Assim como a Finch, outras companhias se apropriaram da tecnologia para atacar ineficiências na área jurídica. A paulista Looplex, por exemplo, padroniza e consegue diminuir para 5 mi-nu–tos a criação de uma peça jurídica de dezenas de páginas que levaria de 2 a 3 horas. A também paulista Justto faz a intermediação de impasses — casos de defesa do consumidor, por exemplo — sem que tenham de passar pela Justiça. A baiana JusBrasil, primeira startup brasileira a receber investimento de fundos, conta com um banco de dados de processos na Justiça e seu site recebe mais de 20 milhões de visitas por mês. Os aportes, que somam 10 milhões de reais de fundos como o brasileiro Monashees e o americano Founders Fund, do Vale do Silício, ajudarão a expandir o serviço de informação e busca por advogados. “Ajudamos as pessoas a encontrar um advogado, e isso chamou a atenção dos investidores”, diz Luiz Paulo Pinho, um dos fundadores da startup.

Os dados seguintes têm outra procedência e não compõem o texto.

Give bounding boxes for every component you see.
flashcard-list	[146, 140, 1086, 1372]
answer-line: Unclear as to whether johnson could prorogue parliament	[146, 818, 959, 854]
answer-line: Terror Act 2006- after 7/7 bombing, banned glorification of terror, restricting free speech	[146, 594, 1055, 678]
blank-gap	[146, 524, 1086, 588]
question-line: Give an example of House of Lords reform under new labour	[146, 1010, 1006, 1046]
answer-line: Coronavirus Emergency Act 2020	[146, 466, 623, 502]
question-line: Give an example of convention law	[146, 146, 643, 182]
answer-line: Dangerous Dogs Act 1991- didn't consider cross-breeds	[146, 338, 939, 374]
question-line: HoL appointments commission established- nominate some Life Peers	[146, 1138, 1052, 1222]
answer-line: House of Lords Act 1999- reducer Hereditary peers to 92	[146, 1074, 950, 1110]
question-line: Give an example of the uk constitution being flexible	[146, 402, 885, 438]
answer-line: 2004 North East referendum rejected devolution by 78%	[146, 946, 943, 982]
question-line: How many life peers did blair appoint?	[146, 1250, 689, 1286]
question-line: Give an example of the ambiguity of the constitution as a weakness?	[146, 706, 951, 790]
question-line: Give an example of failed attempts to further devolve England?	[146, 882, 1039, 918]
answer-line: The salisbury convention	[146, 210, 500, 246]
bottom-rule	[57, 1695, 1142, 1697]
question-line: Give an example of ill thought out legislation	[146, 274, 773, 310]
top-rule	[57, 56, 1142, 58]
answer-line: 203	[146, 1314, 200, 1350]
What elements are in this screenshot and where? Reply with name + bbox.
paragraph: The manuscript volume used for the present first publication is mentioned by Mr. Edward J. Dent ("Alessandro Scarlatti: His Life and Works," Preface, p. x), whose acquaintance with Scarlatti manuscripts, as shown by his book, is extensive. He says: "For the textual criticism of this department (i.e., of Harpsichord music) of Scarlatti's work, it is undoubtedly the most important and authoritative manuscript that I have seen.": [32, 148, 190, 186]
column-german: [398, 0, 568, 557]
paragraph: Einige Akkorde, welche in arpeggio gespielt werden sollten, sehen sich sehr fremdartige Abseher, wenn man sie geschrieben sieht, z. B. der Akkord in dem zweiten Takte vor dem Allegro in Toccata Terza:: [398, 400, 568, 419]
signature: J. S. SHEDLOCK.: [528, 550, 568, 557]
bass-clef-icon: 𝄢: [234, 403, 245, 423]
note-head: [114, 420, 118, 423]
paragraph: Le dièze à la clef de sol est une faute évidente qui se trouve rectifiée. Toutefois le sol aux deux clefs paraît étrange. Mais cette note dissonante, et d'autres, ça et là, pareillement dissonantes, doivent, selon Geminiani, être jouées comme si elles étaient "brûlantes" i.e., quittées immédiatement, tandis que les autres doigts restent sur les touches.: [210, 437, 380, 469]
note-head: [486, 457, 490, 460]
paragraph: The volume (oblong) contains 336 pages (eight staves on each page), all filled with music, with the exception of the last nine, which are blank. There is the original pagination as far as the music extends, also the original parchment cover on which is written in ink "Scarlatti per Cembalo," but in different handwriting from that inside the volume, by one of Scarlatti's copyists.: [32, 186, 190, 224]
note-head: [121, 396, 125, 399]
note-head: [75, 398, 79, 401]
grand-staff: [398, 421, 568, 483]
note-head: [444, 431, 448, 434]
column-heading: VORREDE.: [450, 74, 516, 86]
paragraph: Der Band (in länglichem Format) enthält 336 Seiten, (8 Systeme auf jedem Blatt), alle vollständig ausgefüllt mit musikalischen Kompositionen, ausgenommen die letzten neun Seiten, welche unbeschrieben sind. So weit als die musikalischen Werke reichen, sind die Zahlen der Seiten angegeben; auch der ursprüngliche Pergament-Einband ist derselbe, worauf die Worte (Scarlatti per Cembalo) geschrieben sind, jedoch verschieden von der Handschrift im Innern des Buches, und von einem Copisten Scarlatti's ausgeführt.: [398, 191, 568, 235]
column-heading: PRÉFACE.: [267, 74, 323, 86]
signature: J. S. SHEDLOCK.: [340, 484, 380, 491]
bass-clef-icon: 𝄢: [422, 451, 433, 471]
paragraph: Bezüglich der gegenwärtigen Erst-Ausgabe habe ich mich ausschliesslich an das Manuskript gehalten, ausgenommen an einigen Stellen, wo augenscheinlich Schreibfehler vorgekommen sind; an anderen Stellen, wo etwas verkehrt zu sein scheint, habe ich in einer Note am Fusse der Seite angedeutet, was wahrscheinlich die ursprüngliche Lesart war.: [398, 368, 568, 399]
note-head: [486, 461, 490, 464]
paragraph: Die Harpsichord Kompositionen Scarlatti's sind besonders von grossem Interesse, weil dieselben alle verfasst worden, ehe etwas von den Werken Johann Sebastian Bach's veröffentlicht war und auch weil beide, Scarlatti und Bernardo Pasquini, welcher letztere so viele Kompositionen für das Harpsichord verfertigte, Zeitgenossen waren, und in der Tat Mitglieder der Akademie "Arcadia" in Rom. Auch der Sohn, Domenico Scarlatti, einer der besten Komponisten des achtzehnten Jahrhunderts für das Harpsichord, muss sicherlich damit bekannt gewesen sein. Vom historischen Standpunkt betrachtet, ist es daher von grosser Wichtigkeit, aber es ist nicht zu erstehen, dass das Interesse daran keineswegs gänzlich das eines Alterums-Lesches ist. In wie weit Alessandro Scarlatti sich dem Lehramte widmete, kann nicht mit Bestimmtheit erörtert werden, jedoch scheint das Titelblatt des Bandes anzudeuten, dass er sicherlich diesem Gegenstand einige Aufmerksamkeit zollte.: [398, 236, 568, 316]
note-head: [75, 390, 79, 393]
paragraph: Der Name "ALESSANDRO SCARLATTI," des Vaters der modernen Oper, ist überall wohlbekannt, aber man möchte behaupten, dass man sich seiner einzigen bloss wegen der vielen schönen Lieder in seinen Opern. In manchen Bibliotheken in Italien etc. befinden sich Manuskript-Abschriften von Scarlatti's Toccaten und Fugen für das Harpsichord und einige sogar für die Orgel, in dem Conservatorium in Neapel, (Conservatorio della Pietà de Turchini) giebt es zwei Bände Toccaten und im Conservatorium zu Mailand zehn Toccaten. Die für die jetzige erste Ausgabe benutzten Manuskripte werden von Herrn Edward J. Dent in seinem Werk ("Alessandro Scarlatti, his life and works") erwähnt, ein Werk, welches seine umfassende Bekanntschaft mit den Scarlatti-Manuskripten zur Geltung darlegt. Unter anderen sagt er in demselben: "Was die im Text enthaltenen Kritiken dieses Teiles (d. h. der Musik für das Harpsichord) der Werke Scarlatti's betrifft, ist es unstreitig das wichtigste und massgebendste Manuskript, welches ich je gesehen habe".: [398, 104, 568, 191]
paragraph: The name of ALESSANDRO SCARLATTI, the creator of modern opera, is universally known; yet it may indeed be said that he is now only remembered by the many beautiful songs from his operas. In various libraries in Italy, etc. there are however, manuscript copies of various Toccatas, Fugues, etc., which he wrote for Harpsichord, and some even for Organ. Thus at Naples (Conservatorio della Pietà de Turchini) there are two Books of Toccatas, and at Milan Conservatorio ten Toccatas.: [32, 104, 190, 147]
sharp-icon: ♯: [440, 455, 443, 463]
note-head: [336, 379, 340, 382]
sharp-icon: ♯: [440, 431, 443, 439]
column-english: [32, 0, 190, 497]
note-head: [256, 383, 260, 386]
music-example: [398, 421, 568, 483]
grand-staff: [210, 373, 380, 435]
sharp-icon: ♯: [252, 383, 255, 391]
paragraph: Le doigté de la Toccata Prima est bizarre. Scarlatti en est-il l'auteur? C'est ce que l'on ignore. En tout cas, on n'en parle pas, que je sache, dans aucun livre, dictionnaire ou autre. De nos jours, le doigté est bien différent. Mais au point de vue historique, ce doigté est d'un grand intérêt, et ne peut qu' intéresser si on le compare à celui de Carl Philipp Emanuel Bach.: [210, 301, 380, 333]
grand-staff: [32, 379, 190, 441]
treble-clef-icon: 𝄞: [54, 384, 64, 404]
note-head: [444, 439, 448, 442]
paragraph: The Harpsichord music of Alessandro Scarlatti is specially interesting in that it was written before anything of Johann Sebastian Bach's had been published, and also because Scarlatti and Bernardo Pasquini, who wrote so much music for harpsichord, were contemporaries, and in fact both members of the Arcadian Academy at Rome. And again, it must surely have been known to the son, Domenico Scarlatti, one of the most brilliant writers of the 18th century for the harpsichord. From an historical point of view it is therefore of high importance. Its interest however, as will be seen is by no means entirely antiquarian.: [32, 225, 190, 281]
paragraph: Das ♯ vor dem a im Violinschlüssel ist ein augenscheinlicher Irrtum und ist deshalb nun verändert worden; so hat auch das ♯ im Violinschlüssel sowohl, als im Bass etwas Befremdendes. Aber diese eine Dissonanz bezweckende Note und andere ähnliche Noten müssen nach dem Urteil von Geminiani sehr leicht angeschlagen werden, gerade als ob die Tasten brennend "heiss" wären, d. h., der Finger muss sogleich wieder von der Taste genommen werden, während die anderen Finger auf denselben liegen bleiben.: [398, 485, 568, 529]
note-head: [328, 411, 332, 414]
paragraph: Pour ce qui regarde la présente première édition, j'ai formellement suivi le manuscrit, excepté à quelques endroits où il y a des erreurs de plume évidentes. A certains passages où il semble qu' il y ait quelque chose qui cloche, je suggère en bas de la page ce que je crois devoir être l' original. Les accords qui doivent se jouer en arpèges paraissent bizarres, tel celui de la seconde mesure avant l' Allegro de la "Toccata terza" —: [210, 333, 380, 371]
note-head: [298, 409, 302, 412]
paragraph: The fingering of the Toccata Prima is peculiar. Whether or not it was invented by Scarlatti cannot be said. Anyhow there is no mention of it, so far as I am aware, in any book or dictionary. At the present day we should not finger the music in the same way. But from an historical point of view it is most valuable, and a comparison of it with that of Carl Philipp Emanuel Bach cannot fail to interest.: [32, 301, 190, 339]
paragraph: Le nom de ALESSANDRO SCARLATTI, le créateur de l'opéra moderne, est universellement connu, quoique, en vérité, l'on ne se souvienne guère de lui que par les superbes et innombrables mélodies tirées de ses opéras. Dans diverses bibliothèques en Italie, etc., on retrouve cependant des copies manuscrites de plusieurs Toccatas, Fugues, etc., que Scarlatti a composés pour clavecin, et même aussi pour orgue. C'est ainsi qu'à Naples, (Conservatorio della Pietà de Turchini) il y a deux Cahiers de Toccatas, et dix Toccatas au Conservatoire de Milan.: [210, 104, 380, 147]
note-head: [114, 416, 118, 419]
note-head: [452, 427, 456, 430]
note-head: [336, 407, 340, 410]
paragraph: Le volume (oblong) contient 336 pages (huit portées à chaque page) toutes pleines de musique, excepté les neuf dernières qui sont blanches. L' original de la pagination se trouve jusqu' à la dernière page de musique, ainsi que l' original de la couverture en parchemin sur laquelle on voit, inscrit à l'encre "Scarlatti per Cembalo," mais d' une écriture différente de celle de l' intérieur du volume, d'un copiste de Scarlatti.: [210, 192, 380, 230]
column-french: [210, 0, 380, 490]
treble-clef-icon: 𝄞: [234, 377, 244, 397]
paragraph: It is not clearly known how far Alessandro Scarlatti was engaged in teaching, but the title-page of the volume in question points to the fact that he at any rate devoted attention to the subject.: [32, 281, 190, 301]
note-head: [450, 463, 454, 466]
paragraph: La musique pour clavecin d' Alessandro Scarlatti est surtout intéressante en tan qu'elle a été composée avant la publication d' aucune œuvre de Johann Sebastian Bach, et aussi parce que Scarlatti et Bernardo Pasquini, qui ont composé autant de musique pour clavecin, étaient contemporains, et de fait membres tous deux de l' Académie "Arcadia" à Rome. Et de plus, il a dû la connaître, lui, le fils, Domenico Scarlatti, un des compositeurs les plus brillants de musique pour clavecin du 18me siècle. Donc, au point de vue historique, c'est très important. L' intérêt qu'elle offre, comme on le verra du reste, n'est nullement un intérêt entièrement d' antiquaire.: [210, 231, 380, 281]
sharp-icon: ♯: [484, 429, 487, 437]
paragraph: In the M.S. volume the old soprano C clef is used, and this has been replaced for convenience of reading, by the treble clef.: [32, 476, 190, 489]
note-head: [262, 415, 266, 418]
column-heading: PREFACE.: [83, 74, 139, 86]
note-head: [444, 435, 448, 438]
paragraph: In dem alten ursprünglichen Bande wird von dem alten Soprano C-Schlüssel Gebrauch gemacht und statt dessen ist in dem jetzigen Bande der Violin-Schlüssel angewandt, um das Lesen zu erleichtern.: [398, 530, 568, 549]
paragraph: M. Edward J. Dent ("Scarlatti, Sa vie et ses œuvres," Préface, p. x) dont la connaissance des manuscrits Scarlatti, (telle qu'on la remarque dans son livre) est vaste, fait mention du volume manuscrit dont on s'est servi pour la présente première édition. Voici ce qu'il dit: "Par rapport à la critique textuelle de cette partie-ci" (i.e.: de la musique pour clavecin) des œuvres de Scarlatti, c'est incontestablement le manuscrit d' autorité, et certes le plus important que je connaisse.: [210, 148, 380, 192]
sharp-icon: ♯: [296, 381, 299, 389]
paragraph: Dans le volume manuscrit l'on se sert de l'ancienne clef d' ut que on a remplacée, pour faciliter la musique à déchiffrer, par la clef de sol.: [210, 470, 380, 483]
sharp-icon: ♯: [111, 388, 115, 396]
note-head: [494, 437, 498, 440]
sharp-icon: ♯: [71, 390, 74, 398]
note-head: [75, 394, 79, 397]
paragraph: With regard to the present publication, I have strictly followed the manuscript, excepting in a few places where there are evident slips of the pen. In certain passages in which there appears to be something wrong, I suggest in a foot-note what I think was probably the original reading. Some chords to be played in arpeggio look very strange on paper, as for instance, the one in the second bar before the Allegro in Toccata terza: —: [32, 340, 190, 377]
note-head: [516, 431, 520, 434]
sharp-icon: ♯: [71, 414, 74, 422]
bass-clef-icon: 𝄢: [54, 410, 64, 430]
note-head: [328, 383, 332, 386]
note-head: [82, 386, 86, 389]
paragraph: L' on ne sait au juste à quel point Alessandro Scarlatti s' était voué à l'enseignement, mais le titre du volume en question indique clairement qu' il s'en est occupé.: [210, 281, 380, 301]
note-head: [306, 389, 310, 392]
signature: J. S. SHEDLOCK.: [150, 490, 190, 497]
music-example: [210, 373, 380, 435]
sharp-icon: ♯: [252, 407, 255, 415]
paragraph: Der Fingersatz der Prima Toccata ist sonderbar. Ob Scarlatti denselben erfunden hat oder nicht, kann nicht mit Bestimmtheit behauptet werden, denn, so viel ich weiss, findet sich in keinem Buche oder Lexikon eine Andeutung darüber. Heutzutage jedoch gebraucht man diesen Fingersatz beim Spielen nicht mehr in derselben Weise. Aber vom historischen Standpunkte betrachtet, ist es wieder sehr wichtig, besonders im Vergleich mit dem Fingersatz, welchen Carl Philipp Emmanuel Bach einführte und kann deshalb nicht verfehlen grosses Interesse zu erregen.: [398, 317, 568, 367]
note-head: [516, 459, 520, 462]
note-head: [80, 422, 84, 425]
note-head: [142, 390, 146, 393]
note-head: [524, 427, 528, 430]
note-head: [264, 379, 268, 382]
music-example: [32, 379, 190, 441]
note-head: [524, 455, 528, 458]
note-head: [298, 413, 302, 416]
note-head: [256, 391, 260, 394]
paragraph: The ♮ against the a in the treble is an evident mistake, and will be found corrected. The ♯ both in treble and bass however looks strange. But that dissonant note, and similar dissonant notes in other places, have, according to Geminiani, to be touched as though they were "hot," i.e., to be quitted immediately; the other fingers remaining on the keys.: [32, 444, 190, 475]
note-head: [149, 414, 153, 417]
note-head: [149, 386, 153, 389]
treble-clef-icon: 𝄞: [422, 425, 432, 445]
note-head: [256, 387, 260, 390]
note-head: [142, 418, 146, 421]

A eficiência dos robôs também tem seu preço. A contratação de assistentes virtuais mais sofisticados ultrapassa a casa do 1 milhão de reais por ano. Mas, como em outros setores, a expectativa dos empresários é que a inteligência artificial fique cada vez mais barata; e os serviços, mais acessíveis. Um mundo em que ninguém precisará se deslocar para participar de uma audiência ou para assinar documentos no cartório está mais próximo? Certamente vai levar muito tempo até que nossos abarrotados e caretas tribunais sejam transformados pela tecnologia. Mas a pressão por mais eficiência é real. O Instituto de Direito Público de São Paulo acaba de lançar o curso de extensão em ciência de dados aplicada ao direito para ensinar noções básicas de análise de dados aos advogados. “A carreira de analista e estrategista de dados deve ganhar muita relevância no meio jurídico”, diz Alexandre Zavaglia Coelho, coordenador do curso. Assim como os médicos estão se valendo de tecnologia para melhorar a qualidade de seu trabalho, os advogados também podem usar os novos serviços a seu favor — o robô, afinal, está vindo para ficar.